Here’s places you can learn about AI models that are out there:
- This repository has a nice summary of a lot of currently available open source LLMs.
- Practical Guide to LLMs
- HuggingFace has all of the AI models - multimodal and more that we could want
Lastly, you should consider how you will evaluate the AI model’s performance? Where did the existing models you tried fall short?
- What information do you think would help close the knowledge gap of the existing models to meet your needs?
- Do you have the data you might be able to fine tune a model to help it perform better?
- How much cleaning will this data need?
- Is this data unprotected and freely able to be shared or submitted to an open source repository?
We’ll discuss strategies for evaluation and data privacy in the upcoming chapters. But now is a good time to keep this in mind.
Example strategies for Fine tuning
Just because you may have identified you require fine tuning for an AI project doesn’t necessarily mean you will need a lot of technical expertise. There are some solutions like MonsterAPI and H2o that allow for fine tuning without code. These might be good platforms to explore either as a way to meet needs or to experiment to determine a larger strategy.
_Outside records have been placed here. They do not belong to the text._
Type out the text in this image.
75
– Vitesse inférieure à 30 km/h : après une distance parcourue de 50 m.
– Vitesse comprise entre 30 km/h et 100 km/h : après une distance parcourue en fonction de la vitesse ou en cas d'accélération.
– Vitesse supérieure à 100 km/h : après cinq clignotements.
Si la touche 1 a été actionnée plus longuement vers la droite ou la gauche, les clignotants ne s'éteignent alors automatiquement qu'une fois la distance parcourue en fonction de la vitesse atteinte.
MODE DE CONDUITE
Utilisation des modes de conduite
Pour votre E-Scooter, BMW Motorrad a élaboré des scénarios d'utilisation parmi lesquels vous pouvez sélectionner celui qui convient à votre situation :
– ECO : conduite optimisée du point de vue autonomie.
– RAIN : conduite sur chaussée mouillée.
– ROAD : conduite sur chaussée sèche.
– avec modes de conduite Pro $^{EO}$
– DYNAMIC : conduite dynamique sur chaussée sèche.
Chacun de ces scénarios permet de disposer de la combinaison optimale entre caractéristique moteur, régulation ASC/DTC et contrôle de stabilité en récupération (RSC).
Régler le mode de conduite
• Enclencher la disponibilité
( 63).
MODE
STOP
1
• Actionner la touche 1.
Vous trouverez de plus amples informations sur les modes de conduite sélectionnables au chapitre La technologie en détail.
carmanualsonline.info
As described in the previous chapter, Hugging Face also has many tutorials on how to fine tune. This strategy would involve more code, frameworks, and software development.
If you do decide to build using open source models from Hugging Face or elsewhere you should consider these stages for your project timelines:
In this course we have already discuss defining the use case and selecting an existing model and adapting that model. But in the upcoming chapters we will discuss deployment and evaluation of models.